The authors recruited 47 mother-child pairs for this latest study. All the mothers had a documented history of major depressive disorder (MDD) beforehand, which is known to run in families. This allowed them the opportunity to identify a possible biomarker, or physical measurement, of depression risk among their children.
The authors, building on earlier research published in the Journal of Child Psychology and Psychiatry last year, keyed in on the children’s pupil responses when asked to view a variety of faces — faces that were either sad, angry, or happy. As they watched the faces, the children’s pupil dilation, or eye widening, was measured.
They were then followed up with and interviewed about their current mental state every six months for the next two years. These periodical examinations let the authors not only determine who among the children was showing signs of depression, but how long it took them to develop it.
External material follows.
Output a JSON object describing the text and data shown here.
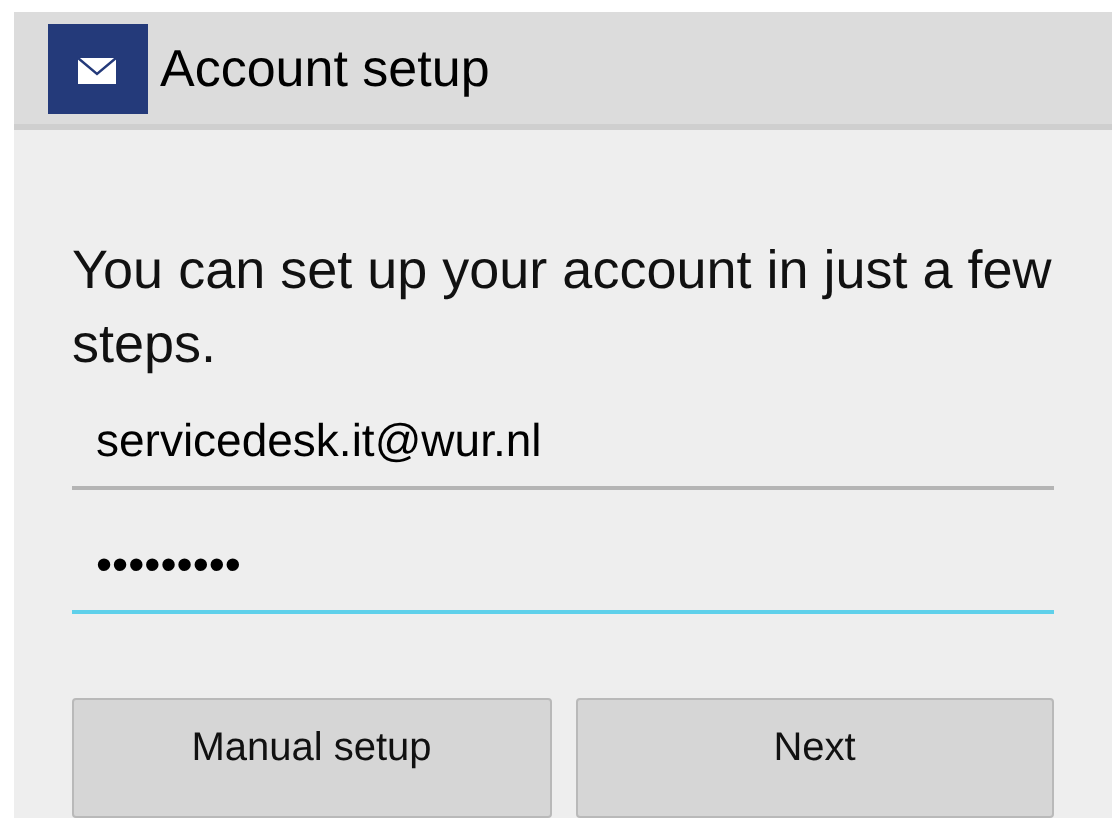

“Children exhibiting relatively greater pupil dilation to sad faces experienced elevated trajectories of depressive symptoms across the follow-up as well as a shorter time to depression onset,” the authors concluded. “The current findings suggest that physiological reactivity to sad stimuli, assessed using pupillometry, serves as a potential biomarker of depression risk among children of depressed mothers.”
Interestingly enough, there was no such relationship to depressive symptoms seen when the children looked at happy or angry faces.As aforementioned, these latest findings validate an earlier study of 117 children between the ages of 8 to 14 that several of the authors published last September.
Though the previous study did not include a lengthy follow-up process and studied a random sample of children recruited from the larger community, it also found a pattern of wider eye dilation among the children of mothers with a history of MDD in the presence of a sad face. (A similar effect was seen in children who had anxious mothers, but in response to angry, not sad, faces).
At the time, they concluded that their findings added to the “growing body of research suggesting that differences in physiological reactivity to depression- and anxiety-relevant cues may represent an important mechanism in the intergenerational transmission of MDD and anxiety.”Though there remains much work to figure out the degree to which a child’s eye dilation can be reliably graphed to their depression risk, the authors are hopeful about the practical applications their results may someday point to, especially because of the test’s low cost and ease in performing.
“We think this line of research could eventually lead to universal screenings in pediatricians’ offices to assess future depression risk in kids,” said study author Brandon Gibb, professor of psychology at Binghamton University and director of the Mood Disorders Institute and Center for Affective Science, in a statement.